Monday, August 04, 2008

Wednesday 7th February 1940

Heavy rain added to our weather troubles today. Again men were picked for fatigues; again I was lucky and was dismissed at 9:30a.m. for the rest of the morning.

It is nearly twelve now. I’m warm and dry! Some of my clothes are dry and others are before the fire at the moment. I’ve written up this my journal and done some packing. I’ll finish the drying and do as much packing as possible before I report again – at 2 p.m. Having lunch at billets.

The Essex Yeomanry goes away now…

(This is written at sea as we wait for the convoy on the evening of the 8th)

Good bye to the billets. “God bless you”

And at Eileen’s… We sat by the fire. She had written me a letter but decided to destroy it. I seized the four sheets of paper suddenly, all crumpled, and put them in my pocket. Eventually when I’d threatened and coaxed she allowed me to keep them. So I came away, no arrangement for a next meeting to cause argument this time.

Battle dress; pack, water-bottle and haversack, respirator, tin hat, ground sheet, blankets, rifle, kit bag. Amazing the amount one can carry when put to it!
“Good bye Stephen,” she said quietly and ever so calmly.

I tramped up the road, alone. Assembly, rough supper, darkness and confusion, slush and mud. Soon after eleven we fell-in to march off by troops. I marched behind Captain Boulton in the first three of “B” Troop. Thud of boots on the drying tarmac. We sang discordantly. “Good luck!” cried people sometimes from open doorways.
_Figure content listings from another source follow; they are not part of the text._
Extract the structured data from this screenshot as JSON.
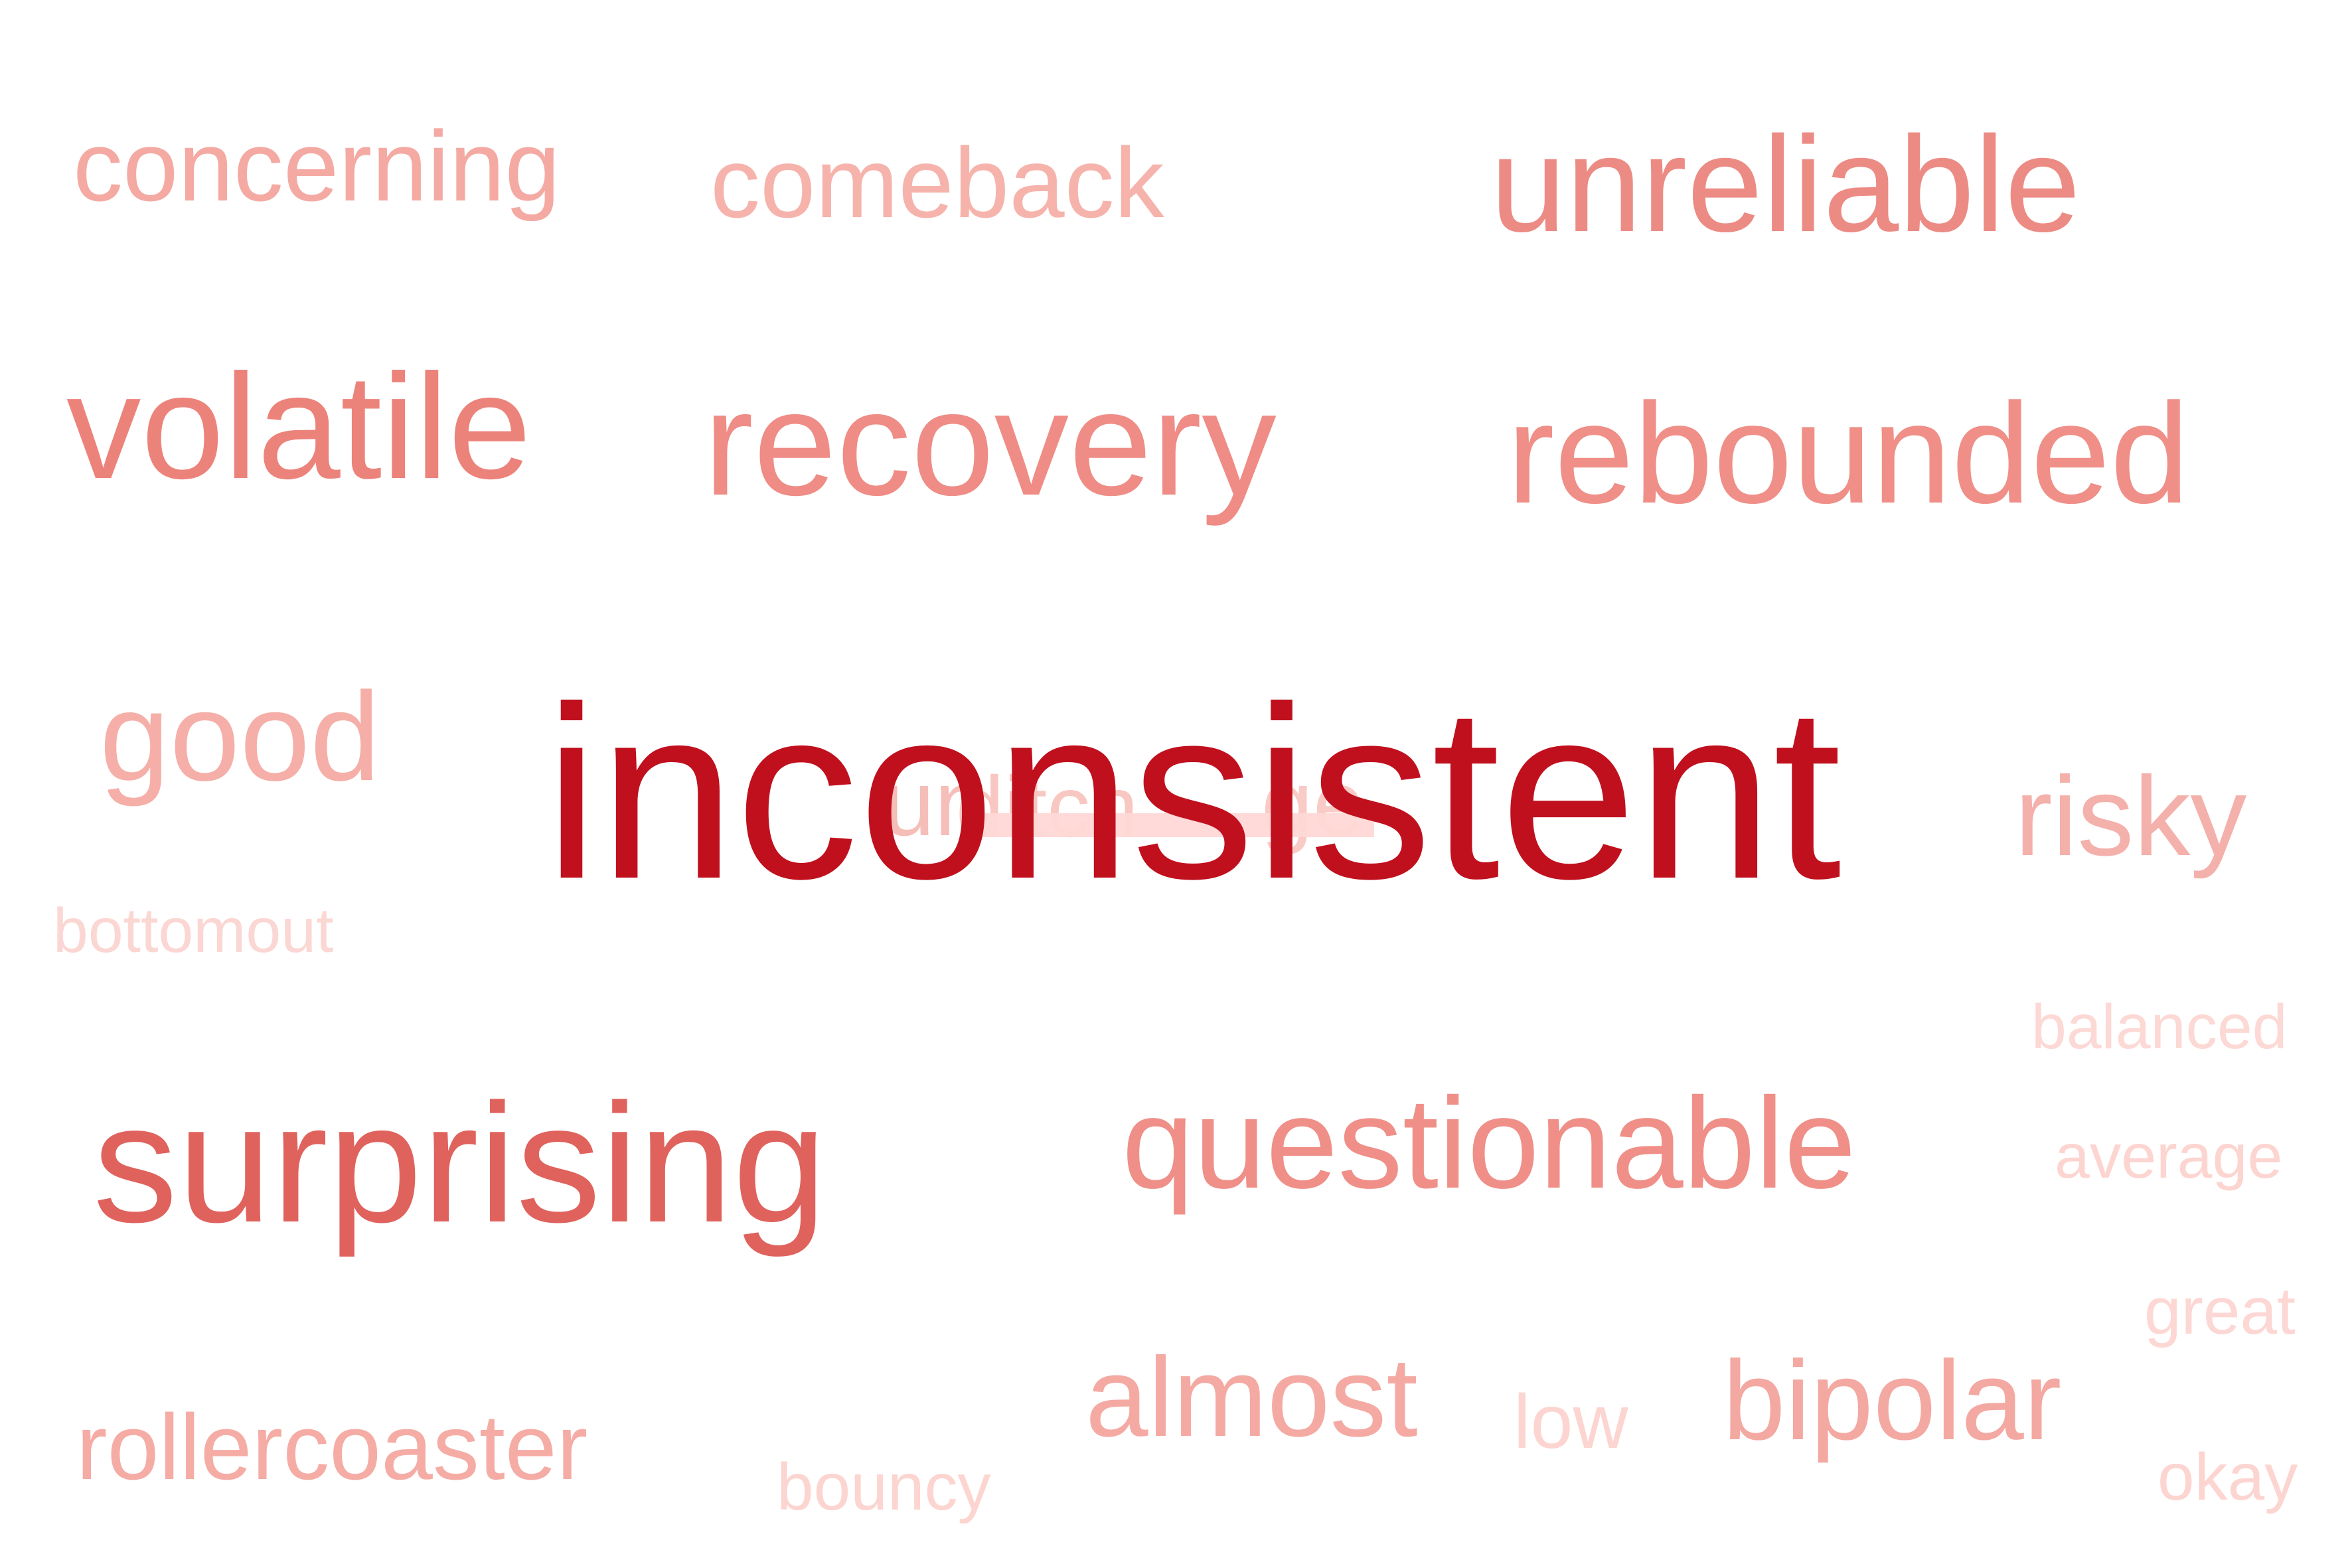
{
  "words": [
    {
      "text": "concerning",
      "color": "#f4aaa3"
    },
    {
      "text": "comeback",
      "color": "#f6b3ac"
    },
    {
      "text": "unreliable",
      "color": "#ec8b84"
    },
    {
      "text": "volatile",
      "color": "#ec837b"
    },
    {
      "text": "recovery",
      "color": "#ee8c85"
    },
    {
      "text": "rebounded",
      "color": "#ef8f88"
    },
    {
      "text": "good",
      "color": "#f5afa8"
    },
    {
      "text": "inconsistent",
      "color": "#c0101e"
    },
    {
      "text": "risky",
      "color": "#f4b0aa"
    },
    {
      "text": "bottomout",
      "color": "#fbd7d3"
    },
    {
      "text": "balanced",
      "color": "#fcd9d5"
    },
    {
      "text": "surprising",
      "color": "#e0625d"
    },
    {
      "text": "questionable",
      "color": "#ef8f88"
    },
    {
      "text": "average",
      "color": "#fcd5d1"
    },
    {
      "text": "great",
      "color": "#fcd7d3"
    },
    {
      "text": "almost",
      "color": "#f4aaa3"
    },
    {
      "text": "low",
      "color": "#fcd5d1"
    },
    {
      "text": "bipolar",
      "color": "#f3a8a1"
    },
    {
      "text": "rollercoaster",
      "color": "#f5aca5"
    },
    {
      "text": "bouncy",
      "color": "#fcd5d1"
    },
    {
      "text": "okay",
      "color": "#fcd5d1"
    }
  ]
}
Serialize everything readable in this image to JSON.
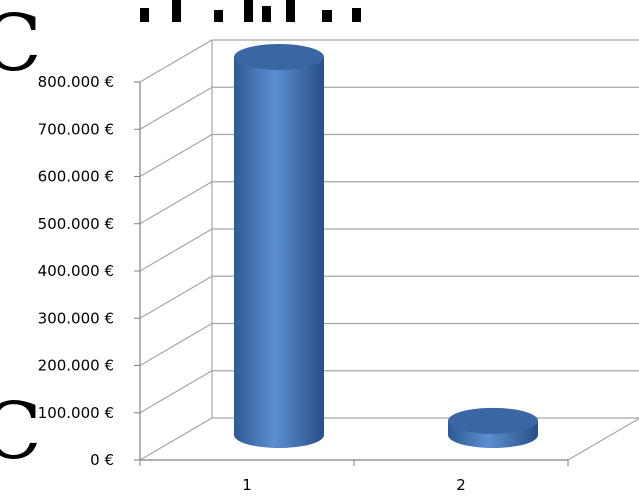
{
  "chart_data": {
    "type": "bar",
    "style": "3d-cylinder",
    "categories": [
      "1",
      "2"
    ],
    "values": [
      800000,
      30000
    ],
    "ylim": [
      0,
      800000
    ],
    "y_tick_labels": [
      "0 €",
      "100.000 €",
      "200.000 €",
      "300.000 €",
      "400.000 €",
      "500.000 €",
      "600.000 €",
      "700.000 €",
      "800.000 €"
    ],
    "grid": true,
    "legend": "none",
    "colors": {
      "bar": "#4f81bd",
      "bar_dark": "#2a5183",
      "bar_top": "#3a66a3",
      "grid": "#a6a6a6",
      "axis": "#808080"
    }
  }
}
Dick Cartwright – he is just recovering from pleurisy – collapsed suddenly as he marched and the men around him stopped in disorder. The front of “B” Troop halted in the road only about 20 yards from Eileen’s house. Did she know? I cautiously flashed my lamp in the pre arranged way. I whistled “La Paloma”. It was possible that she, somewhere. Would hear that tune from the body of men in the road. The tune we’d both loved, a few days ago. Cartwright was helped onwards. Would she guess it was he?

“B Troop, Quick march!” I flashed my lamp as we went by and heard her call from the pavement outside the gate, “Good luck Stephen”, I think. Everyman in the troop yelled in answer. It was chaotically incoherent but as the thudding boots inexorably carried me further away from her, I called, “Auf Wiederschen, Eileen!” “Auf Wiederschein, Stephen”.

Guards van journey as far as Nottingham – for unlucky “B” Troop. Somewhere beyond, the train stopped for a danger signal, in the white countryside. I jumped down onto the track and clambered into the next coach. A 414 Battery BSM handed my kit down to me. In a carriage in this coach I found Bryceland, Barford (both in my sub-section) and an RHQ driver. All quiet and tidy blokes.